Pride Month has just wrapped up. It’s the perfect time to remember that in the fox’s den and the Wildling Community, we celebrate diversity every day – all year long.
Every year during Pride Month in June, millions of people around the world celebrate and demonstrate to promote visibility and equality for the queer community. A brief look back at the history: The foundation for the modern LGBTQIA+- civil rights movement was laid in New York on June 28, 1969, and more specifically at the Stonewall Inn, the city’s largest queer club on Christopher Street, where police repeatedly conducted violent raids. On the night of June 28, the club’s queer patrons fought back and made a stand against the police – that was the inception of a public uprising on the part of the queer and particularly the trans* community, which has since been commemorated annually during Christopher Street Day and Pride Month.
What do the Stonewall Riots have to do with Wildling?
An equitable society in which all people can live and develop safely and freely is an issue that concerns every one of us. And as a business, we believe that we have the added responsibility of making the most of the opportunities available to us. Part of Wildling’s mission as an organization is to create an inclusive, feminist, anti-racist space – for diversity, equity, reconciliation, and fair, meaningful work.
Our society is amazingly diverse, which is why we also consciously strive to achieve diversity in the fox’s den by accommodating a range of life circumstances – both when we fill vacant positions and within the existing team. We make sure that everyone feels welcome and, most importantly, is viewed in light of their own unique strengths and abilities – regardless of age, gender identity, origin, sexual orientation, and other factors used as a basis for structural discrimination against people by society.
Learning together – from each other and about each other
To accomplish our mission, we are constantly learning more and more together, as individuals and as a company. For example, in our in-house Diversity working group, at a number of short and more extensive workshops, and at the “Coffee for Diversity” event, where the team regularly discusses a wide variety of topics ranging from gender-sensitive language to colonialism. By sharing and listening to one another, we learn – about each other and from each other – to understand the different levels of direct and structural discrimination, the prejudices that shape our everyday lives, and how we can respond sensitively to our different life experiences.
Image: Wildling Shoes/Nora Tabel
Statements for diversity
For those who aren’t familiar with this model yet, our Basic Collection features the ever-popular Tanuki Niji with its little rainbow flag: a great way to show your true colors. The idea behind this was conceived during Pride Month 2019 and comes from Community member Ulrike. There’s also an article covering the whole story behind the Rainbow Tanuki.
Wildlings are unisex – with wholehearted conviction: Because feet are as diverse as our preferences, but neither one has anything to do with gender. The only thing that matters is being able to develop and flourish – that’s what toes and people have in common.

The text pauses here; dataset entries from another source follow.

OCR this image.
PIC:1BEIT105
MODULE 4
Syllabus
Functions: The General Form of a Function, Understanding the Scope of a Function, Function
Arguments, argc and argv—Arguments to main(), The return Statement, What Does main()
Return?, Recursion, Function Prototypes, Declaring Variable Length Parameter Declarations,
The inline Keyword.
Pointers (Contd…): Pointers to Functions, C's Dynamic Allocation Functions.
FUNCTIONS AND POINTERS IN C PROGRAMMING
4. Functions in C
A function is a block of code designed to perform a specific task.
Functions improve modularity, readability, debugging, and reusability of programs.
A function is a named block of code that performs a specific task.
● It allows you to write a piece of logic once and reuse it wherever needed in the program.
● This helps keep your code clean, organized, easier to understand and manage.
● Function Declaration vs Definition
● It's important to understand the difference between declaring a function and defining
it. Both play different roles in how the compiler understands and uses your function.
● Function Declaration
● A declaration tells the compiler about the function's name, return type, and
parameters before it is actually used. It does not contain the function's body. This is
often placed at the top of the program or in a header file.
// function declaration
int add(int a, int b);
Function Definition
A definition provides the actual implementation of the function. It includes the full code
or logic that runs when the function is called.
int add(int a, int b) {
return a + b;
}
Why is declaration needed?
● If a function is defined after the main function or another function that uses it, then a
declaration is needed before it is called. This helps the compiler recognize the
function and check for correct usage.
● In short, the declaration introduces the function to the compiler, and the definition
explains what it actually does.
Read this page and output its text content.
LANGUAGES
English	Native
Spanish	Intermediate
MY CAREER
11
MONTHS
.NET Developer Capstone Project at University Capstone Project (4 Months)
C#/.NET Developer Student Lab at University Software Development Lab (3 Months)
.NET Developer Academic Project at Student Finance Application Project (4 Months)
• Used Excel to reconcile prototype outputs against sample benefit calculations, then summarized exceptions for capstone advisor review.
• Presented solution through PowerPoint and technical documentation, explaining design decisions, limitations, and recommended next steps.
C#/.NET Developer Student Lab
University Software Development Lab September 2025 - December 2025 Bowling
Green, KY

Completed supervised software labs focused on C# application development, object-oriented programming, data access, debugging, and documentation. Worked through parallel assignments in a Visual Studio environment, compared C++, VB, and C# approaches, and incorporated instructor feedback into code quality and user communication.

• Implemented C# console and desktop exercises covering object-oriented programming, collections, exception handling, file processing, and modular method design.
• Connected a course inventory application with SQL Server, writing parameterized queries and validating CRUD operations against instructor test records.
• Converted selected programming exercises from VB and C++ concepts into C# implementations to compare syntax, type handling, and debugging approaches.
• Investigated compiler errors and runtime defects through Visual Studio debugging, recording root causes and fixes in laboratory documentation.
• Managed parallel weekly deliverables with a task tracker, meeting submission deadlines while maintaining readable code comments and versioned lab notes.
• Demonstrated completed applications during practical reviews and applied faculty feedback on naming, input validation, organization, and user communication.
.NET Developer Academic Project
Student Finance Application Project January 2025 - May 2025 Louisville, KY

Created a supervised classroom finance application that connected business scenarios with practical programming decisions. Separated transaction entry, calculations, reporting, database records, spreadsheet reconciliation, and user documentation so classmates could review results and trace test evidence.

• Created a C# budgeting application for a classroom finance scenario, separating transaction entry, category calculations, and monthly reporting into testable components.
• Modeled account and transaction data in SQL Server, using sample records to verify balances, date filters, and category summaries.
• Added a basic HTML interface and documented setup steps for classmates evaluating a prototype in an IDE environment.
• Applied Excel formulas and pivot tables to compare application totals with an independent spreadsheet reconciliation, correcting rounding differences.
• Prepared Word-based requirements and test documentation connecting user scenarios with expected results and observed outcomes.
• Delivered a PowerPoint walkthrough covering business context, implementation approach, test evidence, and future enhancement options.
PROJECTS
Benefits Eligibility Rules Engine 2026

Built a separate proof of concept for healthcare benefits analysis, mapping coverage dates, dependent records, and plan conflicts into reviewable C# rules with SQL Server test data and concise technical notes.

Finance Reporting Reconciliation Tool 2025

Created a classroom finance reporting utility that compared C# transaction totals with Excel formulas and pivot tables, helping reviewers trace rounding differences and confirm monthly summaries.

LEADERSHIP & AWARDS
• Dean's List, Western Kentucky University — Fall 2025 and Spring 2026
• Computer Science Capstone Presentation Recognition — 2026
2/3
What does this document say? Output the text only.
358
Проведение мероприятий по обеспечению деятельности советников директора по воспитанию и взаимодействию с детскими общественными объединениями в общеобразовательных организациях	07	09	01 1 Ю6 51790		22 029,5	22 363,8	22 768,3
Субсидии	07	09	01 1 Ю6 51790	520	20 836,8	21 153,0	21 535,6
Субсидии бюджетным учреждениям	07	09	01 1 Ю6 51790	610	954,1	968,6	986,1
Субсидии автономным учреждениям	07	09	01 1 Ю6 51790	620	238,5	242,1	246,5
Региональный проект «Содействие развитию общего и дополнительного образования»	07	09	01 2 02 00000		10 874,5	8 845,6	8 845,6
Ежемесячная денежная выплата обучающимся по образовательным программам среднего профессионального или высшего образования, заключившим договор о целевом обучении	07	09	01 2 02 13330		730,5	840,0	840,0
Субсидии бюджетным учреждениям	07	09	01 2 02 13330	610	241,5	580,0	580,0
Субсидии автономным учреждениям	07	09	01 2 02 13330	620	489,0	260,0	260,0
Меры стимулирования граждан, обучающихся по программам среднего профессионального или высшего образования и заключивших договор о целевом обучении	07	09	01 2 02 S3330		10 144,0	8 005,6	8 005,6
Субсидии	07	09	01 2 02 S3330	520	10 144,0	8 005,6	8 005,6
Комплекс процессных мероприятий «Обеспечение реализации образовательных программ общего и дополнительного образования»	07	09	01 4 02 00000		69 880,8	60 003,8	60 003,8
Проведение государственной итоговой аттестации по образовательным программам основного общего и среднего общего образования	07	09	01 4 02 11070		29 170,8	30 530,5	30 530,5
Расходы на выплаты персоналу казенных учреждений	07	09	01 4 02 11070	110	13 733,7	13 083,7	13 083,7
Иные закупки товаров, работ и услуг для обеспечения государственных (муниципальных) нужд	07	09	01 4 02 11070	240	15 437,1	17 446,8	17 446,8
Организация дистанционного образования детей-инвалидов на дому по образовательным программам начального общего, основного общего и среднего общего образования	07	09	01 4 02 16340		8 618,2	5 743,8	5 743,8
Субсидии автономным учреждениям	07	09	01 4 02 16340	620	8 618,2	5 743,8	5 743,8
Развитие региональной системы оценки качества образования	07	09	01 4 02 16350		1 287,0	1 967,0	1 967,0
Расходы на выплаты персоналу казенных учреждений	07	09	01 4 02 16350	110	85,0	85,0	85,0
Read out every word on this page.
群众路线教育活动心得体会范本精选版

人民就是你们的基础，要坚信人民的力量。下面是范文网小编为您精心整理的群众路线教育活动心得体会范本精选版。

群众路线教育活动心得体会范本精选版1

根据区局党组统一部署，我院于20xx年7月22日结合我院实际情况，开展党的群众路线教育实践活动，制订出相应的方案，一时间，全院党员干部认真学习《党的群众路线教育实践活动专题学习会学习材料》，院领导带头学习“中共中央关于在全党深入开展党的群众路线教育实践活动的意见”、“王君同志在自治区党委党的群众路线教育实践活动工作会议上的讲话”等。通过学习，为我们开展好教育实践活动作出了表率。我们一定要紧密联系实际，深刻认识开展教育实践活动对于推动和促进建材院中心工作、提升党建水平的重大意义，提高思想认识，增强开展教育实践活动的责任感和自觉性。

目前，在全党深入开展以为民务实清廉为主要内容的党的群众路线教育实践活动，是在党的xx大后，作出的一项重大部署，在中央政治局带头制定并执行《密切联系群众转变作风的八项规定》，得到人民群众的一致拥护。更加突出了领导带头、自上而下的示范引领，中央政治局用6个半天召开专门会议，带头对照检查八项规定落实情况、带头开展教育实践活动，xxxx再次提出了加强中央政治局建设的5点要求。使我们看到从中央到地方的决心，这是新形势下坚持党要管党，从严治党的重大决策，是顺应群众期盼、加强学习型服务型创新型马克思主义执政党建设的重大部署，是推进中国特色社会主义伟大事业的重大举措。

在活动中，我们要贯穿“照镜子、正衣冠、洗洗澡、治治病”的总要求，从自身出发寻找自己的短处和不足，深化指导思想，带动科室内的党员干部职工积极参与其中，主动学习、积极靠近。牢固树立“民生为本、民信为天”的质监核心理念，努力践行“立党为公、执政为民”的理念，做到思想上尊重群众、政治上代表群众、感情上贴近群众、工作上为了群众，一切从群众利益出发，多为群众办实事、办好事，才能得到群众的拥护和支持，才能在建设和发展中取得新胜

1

Yet another important Wildling value: We speak up and we aren’t afraid to take a clear stance. On that note:
Image: Wildling Shoes/Nora Tabel | Tape Art: Tape That (Adrian Dittert & Stephan Meissner)
Spread the word!
To generate visibility for the cause even beyond Pride Month, we got in touch with the TAPE THAT artists’ collective and designed a colorful work of art for the Berlin showroom. It had to include the colors of the rainbow flag and, at the same time, make us think of Wildling (did anyone recognize the sole of his shoe?). And we couldn’t be more delighted with the result. Adrian and Stephan from Tape That did more than tape (and admittedly sweat quite a bit, too, since it got really hot just in time for the scheduled installation day), they also told us a bit about why the idea of this message speaks to their hearts, too: “Creating visibility for the queer community is important to us because the world continues to witness a great deal of prejudice, restriction, and injustice against the queer population. For us as artists, freedom is essential not only in terms of artistic freedom. Overall, it is one of the most fundamental values of a modern society – this includes freedom of sexual orientation!” they summarize.
Video: Tape That (Adrian Dittert & Stephan Meissner), Edit: Jonas Schweitzer-Faust/Wildling Shoes
The shop windows as well as the showroom interiors will continue to serve as a stage for very diverse artists and creators to be seen and to display their art. So there will be plenty of excitement with new things to discover all the time.
In addition to the temporary installation in the shop window, there has also been a permanent upgrade of the showrooms in Berlin, Cologne, and the warehouse store in Engelskirchen. The flag at the entrance is designed to send a clear message that the fox’s den is a safe, non-discriminatory, and appreciative space in every one of its locations. Because movement doesn’t stop at our feet.
Image: Wildling Shoes/Nora Tabel
What does the expanded rainbow flag stand for?
The rainbow flag was designed by Gilbert Baker in 1978 – as a positive symbol for the queer community. In 2017 it was expanded by Daniel Quasar: The wedge of light blue, pink, and white for the trans* community (designed by Monica Helmes in 1999) and brown and black for the BIPoC (Black, Indigenous and People of Color) community is meant to signify that there’s still some progress to be made. The black stripe also represents all those who live with or have died from AIDS, and the stigma that is associated with the syndrome. In 2021, Valentino Vecchietti updated the so-called Progress flag once again to include the purple circle on a yellow background: the Inter* flag designed by Morgan Carpenter in 2013, symbolizing the Inter* movement and people’s right to bodily and genital integrity.
Image: Wildling Shoes/Nora Tabel
Standing up for each other, taking a stand
To make sure that all aspects of diversity within our society remain top of mind beyond Pride Month along with the fight for equal rights, it’s important that we stick together and stand up for each other. As an example, those who do not suffer from a particular form of social discrimination themselves can stand in solidarity with those who are discriminated against – as allies.
We are many! Let’s fly the flag together, take a clear stand – and celebrate the abundance that emerges from our diversity.
Let’s make diversity last longer than Pride season!